Before hiring a data scientist, Gatchell suggested IT departments first need to determine the business case for hiring one and then create a solid data foundation from which to build from. That foundation doesn’t necessarily need the highest quality data, Gatchell argued, just enough of it to get data scientists started and train the AI models. Unfortunately, getting enough of the data for AI can also be a challenge. Gatchell suggests turning to your competition to build your data stores.
Editor’s note: The following transcript has been edited for clarity and length.
What are some of the key challenges around managing data for AI and machine learning?
Gatchell: The first challenge stems from hiring data scientists before a company is even ready to hire a data scientist — just because the industry says it should be hiring them. [You need a] concept of the business use cases and what problems you’re trying to solve. It seems like a lot of companies are hiring data scientists but they don’t understand why they’re hiring them. Then, once they do hire them, there isn’t enough data to train those data scientists and for them to have the proper material to get the company’s expected results.
In terms of the [challenge of having] quality of data, I think data quality is overrated. You can never wait until you have enough good quality data if you want to do machine learning and AI because you’re going to wait forever for it.

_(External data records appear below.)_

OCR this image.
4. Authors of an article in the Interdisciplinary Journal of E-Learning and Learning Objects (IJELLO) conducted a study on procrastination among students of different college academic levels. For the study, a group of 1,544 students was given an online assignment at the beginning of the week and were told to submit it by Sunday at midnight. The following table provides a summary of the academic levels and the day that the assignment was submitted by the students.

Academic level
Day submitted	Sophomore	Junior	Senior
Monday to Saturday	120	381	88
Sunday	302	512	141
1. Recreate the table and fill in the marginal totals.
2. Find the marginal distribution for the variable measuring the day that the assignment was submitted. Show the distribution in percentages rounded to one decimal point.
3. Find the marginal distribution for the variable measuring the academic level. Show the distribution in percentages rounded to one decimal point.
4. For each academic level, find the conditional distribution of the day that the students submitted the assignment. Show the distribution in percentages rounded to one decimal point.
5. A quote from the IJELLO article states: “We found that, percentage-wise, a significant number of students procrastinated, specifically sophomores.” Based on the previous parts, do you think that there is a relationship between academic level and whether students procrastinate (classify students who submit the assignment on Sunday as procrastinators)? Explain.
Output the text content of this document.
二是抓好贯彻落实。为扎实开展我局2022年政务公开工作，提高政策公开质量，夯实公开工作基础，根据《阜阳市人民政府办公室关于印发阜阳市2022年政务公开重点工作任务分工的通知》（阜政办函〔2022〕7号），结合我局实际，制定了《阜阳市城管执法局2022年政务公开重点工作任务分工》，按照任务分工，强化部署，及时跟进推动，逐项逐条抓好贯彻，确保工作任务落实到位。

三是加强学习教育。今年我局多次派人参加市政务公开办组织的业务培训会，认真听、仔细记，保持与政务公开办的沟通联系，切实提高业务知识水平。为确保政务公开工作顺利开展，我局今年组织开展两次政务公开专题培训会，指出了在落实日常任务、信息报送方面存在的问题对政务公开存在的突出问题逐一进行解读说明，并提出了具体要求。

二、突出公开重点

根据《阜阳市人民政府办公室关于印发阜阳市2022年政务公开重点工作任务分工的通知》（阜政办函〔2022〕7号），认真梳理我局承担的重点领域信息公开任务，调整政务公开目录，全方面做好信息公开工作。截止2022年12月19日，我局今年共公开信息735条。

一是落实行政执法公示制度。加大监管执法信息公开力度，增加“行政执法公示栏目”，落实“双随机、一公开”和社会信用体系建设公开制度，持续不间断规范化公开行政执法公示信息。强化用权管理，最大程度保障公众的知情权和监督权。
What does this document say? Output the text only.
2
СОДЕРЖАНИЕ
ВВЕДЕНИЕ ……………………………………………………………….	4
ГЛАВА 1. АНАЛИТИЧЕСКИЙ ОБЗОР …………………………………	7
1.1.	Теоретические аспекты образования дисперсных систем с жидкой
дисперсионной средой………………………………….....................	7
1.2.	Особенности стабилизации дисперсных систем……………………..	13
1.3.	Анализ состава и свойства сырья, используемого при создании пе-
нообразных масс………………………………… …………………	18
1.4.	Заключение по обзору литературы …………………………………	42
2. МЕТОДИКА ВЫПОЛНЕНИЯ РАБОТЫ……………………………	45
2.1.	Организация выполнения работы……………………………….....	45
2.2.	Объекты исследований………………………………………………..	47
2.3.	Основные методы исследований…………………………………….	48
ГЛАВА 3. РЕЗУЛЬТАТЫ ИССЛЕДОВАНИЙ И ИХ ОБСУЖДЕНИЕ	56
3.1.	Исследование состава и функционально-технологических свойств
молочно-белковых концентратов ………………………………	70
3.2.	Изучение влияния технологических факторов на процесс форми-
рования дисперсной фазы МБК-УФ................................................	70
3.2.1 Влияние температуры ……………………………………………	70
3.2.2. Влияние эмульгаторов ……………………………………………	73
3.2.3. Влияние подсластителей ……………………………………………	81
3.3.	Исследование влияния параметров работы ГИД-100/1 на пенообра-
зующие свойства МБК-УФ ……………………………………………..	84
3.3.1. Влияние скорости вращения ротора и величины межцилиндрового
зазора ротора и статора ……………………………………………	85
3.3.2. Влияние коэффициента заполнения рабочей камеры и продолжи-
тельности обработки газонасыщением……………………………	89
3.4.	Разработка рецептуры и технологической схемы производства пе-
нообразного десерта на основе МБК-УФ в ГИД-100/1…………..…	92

I also don’t think there are enough industry groups that come together — even though they may be in competition — to consolidate some of their information. I think there’s plenty of data out there, it’s just a matter of collecting the data together and utilizing it effectively. If you’re in the consumer electronics industry, for example, and you go to your competitors and you all have the same data, your differentiation is around the data science itself. So, I think it takes a little more maturing of the industry to get together and realize that. Competitors join forces all the time to solve problems — especially in the healthcare industry.

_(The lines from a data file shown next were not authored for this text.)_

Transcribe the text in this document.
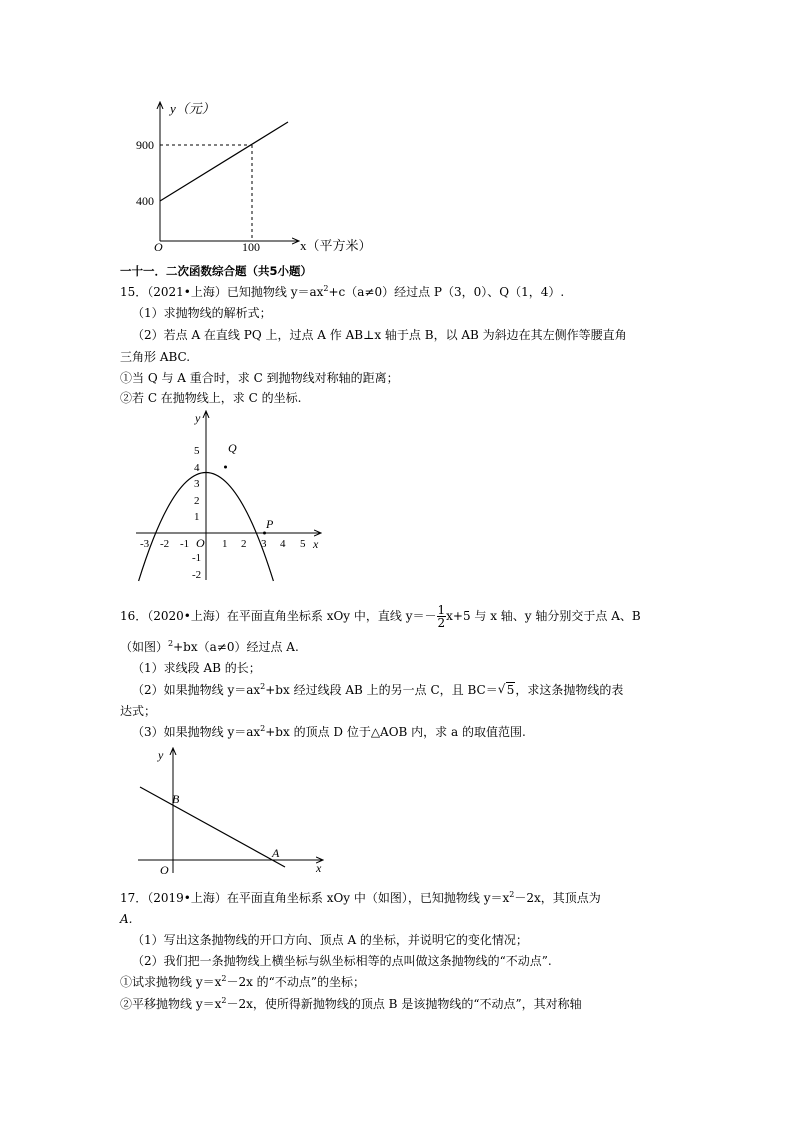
y（元）
x（平方米）
O
900
400
100
一十一．二次函数综合题（共5小题）
15．（2021•上海）已知抛物线 $y=ax^2+c(a\ne 0)$经过点 P（3，0）、Q（1，4）.
（1）求抛物线的解析式；
（2）若点 A 在直线 PQ 上，过点 A 作 AB⊥x 轴于点 B，以 AB 为斜边在其左侧作等腰直角
三角形 ABC.
①当 Q 与 A 重合时，求 C 到抛物线对称轴的距离；
②若 C 在抛物线上，求 C 的坐标.
Q
P
y
x
O
-3 -2 -1	1 2 3 4 5
5
4
3
2
1
-1
-2
16．（2020•上海）在平面直角坐标系 xOy 中，直线 $y=- \frac{1}{2} x+5$ 与 x 轴、y 轴分别交于点 A、B
（如图）$^2$+bx（a≠0）经过点 A.
（1）求线段 AB 的长；
（2）如果抛物线 $y=ax^2+bx$ 经过线段 AB 上的另一点 C，且 BC＝ √ 5，求这条抛物线的表
达式；
（3）如果抛物线 $y=ax^2+bx$ 的顶点 D 位于△AOB 内，求 a 的取值范围.
y
x
O
B
A
17．（2019•上海）在平面直角坐标系 xOy 中（如图），已知抛物线 $y=x^2-2x$，其顶点为
A.
（1）写出这条抛物线的开口方向、顶点 A 的坐标，并说明它的变化情况；
（2）我们把一条抛物线上横坐标与纵坐标相等的点叫做这条抛物线的“不动点”.
①试求抛物线 $y=x^2-2x$ 的“不动点”的坐标；
②平移抛物线 $y=x^2-2x$，使所得新抛物线的顶点 B 是该抛物线的“不动点”，其对称轴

The point is to make sure you understand what the business use case is and don’t just go hiring data scientists off the street because you think that’s the right thing to do. Secondly, we should figure out how to mature the industries enough so that we can get the information and the data sets we need [by working with others in our industry] versus just hiring marketing companies and pulling in data that they’re selling. Groups can get together and have enough data to do the training, models, et cetera.